With Europe and France hit hard by the financial crisis, the small Indian community of Guadeloupe is keen to renew cultural and economic ties with a resurgent India, from where their descendants came to the Caribbean islands over a century ago, New York’s Daily News reports.
The financial crisis has resulted in a decline in generous support from Europe and France in the form of subsidies, tax exemptions and other allocations to Guadeloupe and other overseas French territories like Martinique, French Guiana and Reunion.
This would result “without doubt in a new degradation of the economic and social situation and even greater increase in violence as we find today,” Michel Narayninsamy, president of Guadeloupe Global Organisation of People of Indian Origin (GOPIO), told IANS in an interview.
Already, according to official figures, the number of job seekers at the end of April has mounted to 68,160, representing more that 30 percent of the active population in spite of financial support to the economy by Europe and France, Narayninsamy noted.
“And as often, during the period of crisis, the old demon of racism, xenophobia reappears,” he said, expressing the fear that the community would again face the fate of their Indian forefathers who were brought here as indentured labourers in the late 19th century.
With the decline of the West and the emergence of a new world order powered by India and China, “what is urgent for us now is to renew our relations with our country of origin to permit us and our children to see the future with serenity and confidence.”

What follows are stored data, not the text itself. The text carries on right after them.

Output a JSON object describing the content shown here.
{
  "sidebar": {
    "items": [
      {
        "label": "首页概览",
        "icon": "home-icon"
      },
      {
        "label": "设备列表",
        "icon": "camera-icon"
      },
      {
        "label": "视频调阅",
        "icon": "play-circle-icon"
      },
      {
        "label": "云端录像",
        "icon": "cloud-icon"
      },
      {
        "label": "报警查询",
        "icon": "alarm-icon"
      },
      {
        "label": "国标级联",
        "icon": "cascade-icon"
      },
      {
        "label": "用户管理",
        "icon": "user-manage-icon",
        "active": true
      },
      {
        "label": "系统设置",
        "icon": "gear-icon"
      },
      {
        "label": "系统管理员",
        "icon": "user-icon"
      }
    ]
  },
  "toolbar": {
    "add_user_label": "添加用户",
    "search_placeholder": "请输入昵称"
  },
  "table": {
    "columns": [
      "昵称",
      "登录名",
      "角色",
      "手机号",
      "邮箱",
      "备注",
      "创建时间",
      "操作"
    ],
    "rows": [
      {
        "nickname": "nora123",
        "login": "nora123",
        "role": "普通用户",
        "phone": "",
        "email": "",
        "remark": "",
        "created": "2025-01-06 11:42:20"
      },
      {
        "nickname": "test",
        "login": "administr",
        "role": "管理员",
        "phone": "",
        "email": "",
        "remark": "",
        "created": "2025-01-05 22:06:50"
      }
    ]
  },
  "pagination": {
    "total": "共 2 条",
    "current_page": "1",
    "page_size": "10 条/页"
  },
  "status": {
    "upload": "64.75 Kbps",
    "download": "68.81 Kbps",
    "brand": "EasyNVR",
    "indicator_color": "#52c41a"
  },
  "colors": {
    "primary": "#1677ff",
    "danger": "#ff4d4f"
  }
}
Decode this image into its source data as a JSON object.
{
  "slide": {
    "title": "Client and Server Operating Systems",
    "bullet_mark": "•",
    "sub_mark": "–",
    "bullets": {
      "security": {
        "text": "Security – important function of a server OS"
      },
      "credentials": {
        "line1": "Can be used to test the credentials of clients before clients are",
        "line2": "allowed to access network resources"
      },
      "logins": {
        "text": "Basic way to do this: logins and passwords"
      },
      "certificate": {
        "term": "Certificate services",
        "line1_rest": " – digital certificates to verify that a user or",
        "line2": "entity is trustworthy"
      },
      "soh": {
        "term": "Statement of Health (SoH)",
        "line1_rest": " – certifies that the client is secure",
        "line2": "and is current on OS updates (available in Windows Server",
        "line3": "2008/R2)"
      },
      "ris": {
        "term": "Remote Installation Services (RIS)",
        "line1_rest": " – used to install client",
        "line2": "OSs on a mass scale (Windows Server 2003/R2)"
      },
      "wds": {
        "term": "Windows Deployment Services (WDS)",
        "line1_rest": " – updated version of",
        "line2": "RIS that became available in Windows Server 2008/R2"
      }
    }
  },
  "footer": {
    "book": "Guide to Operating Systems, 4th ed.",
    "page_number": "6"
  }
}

It was thus important for the 45,000 strong Indian community to get PIO (Persons of Indian Origin) Cards to go to India for studies, training, work, commerce, culture and investment or live there “to profit from the new culturally rich and economically prosperous area,” he said.
However, the current rules make it well nigh impossible for a majority of Indians in Guadeloupe to get these cards, Narayninsamy said as they have no papers to prove that their parents or grandparents came from India.
“The history of the Indian community of Guadeloupe shows that the French colonial powers removed all traces of its culture or religion” by imposing on them Catholic religion and French culture.
Besides destruction of a major portion of the archives by natural disasters like fire, hurricanes and volcanic eruptions, colonial powers too burnt all documents concerning Indians in the commune of Capesterre-Belle-Eau between 1940 and 1943 during the Nazi occupation of France.
In fact “given our particularly painful history, we merit an OCI (Overseas Citizenship of India) card instead of PIO” he said as the Indian indentured workers never gave up their nationality and it was the French colonial powers who failed to organise their repatriation to India after the end of their five-year contracts.
Narayninsamy said he had explained the situation “and the difficulties we encounter to furnish these documents and seeking flexibility for the issuing of these cards” to Minister for Overseas Indian Affairs Vayalar Ravi during his visit to Guadeloupe in May 2011.
GOPIO is now collecting signatures on a petition from the people of Indian origin in Guadeloupe and Martinique making such a plea for issuing PIO and OIC cards.
The petition would be presented to Prime Minister Manmohan Singh, Ravi and the Indian ambassador in Paris in August.